Nel 1930 Pio XI, con l'Enciclica
"Casti connubii", consigliava la castità ad una coppia che non voleva
figli; Pio XII e Giovanni XXIII riconoscevano, indirettamente, la liceità
dei metodi contraccettivi naturali; nel 1968 Paolo VI, con l'Enciclica "Humanae
vitae", confermava la tendenza assunta dai due Papi precedenti; il 16
ottobre 1988 Papa Wojtyla, con l'Enciclica "Mulieris dignitatem", rivelava
indirettamente la sua intransigenza alla contraccezione; il 4 febbraio
1990, con la pubblicazione della CEI "Evangelizzazione e cultura della
vita umana", Giovanni Paolo II condannava il sesso non procreativo e l'uso
dei mezzi contraccettivi.
L'aborto nel mondo
Negli USA la legalizzazione dell'aborto
avvenne nel luglio del 1973 e da allora si calcola che più di 22.000.000
di aborti siano stati praticati nei vari ospedali.
Il 30% di aborti sul totale delle
gravidanze che gli USA hanno fatto segnare negli ultimi anni è una
percentuale molto alta se paragonata al 13% della Germania, al 14% del
Canada ed al 27% del Giappone, ma è pressochè trascurabile se paragonata
al 68% dell'URSS.
In tutta l'Europa dell'Est le cifre sono
altissime: in Polonia vengono praticati 5-6.000 aborti all'anno ed in
Ungheria nel 1990 ce ne sono stati 90.000 su una popolazione di appena
10.000.000 di abitanti.
La legalizzazione dell'aborto nei Paesi
ex-comunisti risale quasi per tutti alla metà degli anni Cinquanta (fa
eccezione l'ex Germania Orientale dove fu introdotta nel 1972) ed è
retaggio dei vecchi regimi comunisti: significativo il caso della Romania
che l'ha introdotto nel 1989 dopo la rivoluzione liberale.

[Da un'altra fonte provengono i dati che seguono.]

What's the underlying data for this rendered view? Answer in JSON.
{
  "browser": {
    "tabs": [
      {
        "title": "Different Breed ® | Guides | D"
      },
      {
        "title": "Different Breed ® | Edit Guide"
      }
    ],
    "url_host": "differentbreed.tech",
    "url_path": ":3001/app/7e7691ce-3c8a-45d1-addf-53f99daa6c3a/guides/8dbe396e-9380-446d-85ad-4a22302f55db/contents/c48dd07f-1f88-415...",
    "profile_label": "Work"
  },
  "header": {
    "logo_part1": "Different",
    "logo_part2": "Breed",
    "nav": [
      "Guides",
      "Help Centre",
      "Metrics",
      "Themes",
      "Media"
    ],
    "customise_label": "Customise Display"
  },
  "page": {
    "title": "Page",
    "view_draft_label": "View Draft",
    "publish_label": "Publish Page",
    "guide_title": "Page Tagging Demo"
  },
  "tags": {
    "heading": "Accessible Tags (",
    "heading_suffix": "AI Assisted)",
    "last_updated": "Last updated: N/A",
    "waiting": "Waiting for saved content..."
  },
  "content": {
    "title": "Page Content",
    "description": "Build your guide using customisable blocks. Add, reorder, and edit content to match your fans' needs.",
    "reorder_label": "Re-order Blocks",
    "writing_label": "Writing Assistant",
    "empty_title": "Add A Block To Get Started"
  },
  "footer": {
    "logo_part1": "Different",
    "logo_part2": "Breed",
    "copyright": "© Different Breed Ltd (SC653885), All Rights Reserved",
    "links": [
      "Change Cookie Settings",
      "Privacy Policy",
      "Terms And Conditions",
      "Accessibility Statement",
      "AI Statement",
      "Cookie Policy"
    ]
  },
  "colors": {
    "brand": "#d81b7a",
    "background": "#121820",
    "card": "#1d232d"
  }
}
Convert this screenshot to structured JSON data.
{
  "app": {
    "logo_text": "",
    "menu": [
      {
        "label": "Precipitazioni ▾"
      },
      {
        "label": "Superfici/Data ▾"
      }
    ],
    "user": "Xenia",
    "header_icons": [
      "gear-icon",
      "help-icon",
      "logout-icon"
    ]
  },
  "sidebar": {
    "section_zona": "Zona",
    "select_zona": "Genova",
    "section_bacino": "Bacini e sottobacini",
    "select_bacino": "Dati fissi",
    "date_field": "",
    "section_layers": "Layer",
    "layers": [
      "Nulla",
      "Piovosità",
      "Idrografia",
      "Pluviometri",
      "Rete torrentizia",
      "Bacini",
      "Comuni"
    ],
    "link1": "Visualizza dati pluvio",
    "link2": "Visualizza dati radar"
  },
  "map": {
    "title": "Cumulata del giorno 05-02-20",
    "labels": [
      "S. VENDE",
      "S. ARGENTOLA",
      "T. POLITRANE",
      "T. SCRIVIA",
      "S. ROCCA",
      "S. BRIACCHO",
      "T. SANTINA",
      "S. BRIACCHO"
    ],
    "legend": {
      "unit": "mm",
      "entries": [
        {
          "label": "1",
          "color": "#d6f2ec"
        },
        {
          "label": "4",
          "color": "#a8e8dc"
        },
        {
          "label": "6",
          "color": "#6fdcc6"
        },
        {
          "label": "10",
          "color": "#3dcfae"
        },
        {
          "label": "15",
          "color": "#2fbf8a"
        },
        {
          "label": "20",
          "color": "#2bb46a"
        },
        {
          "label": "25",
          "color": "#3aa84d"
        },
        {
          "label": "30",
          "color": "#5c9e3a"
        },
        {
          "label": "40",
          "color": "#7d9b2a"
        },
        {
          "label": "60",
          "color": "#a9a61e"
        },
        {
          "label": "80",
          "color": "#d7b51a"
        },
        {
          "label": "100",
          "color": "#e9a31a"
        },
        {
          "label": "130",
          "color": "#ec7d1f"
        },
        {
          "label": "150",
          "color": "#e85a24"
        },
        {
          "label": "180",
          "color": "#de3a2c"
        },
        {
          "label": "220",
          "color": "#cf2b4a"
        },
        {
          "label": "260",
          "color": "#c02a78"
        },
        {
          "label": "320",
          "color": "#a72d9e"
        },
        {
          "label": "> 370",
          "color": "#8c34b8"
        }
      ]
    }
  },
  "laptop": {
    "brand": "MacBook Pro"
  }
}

Un pò ovunque, però, è in atto la
reazione in senso contrario: sia per il cambiamento politico, sia per la
nuova penetrazione della religione.
Nei Paesi del Terzo Mondo l'aborto è
normalmente consentito: le legislazioni nazionali non pongono limiti,
cosicchè è assai diffuso l'aborto clandestino, che uccide più di 200.000
donne all'anno per infezioni contratte a seguito dell'operazione abortiva.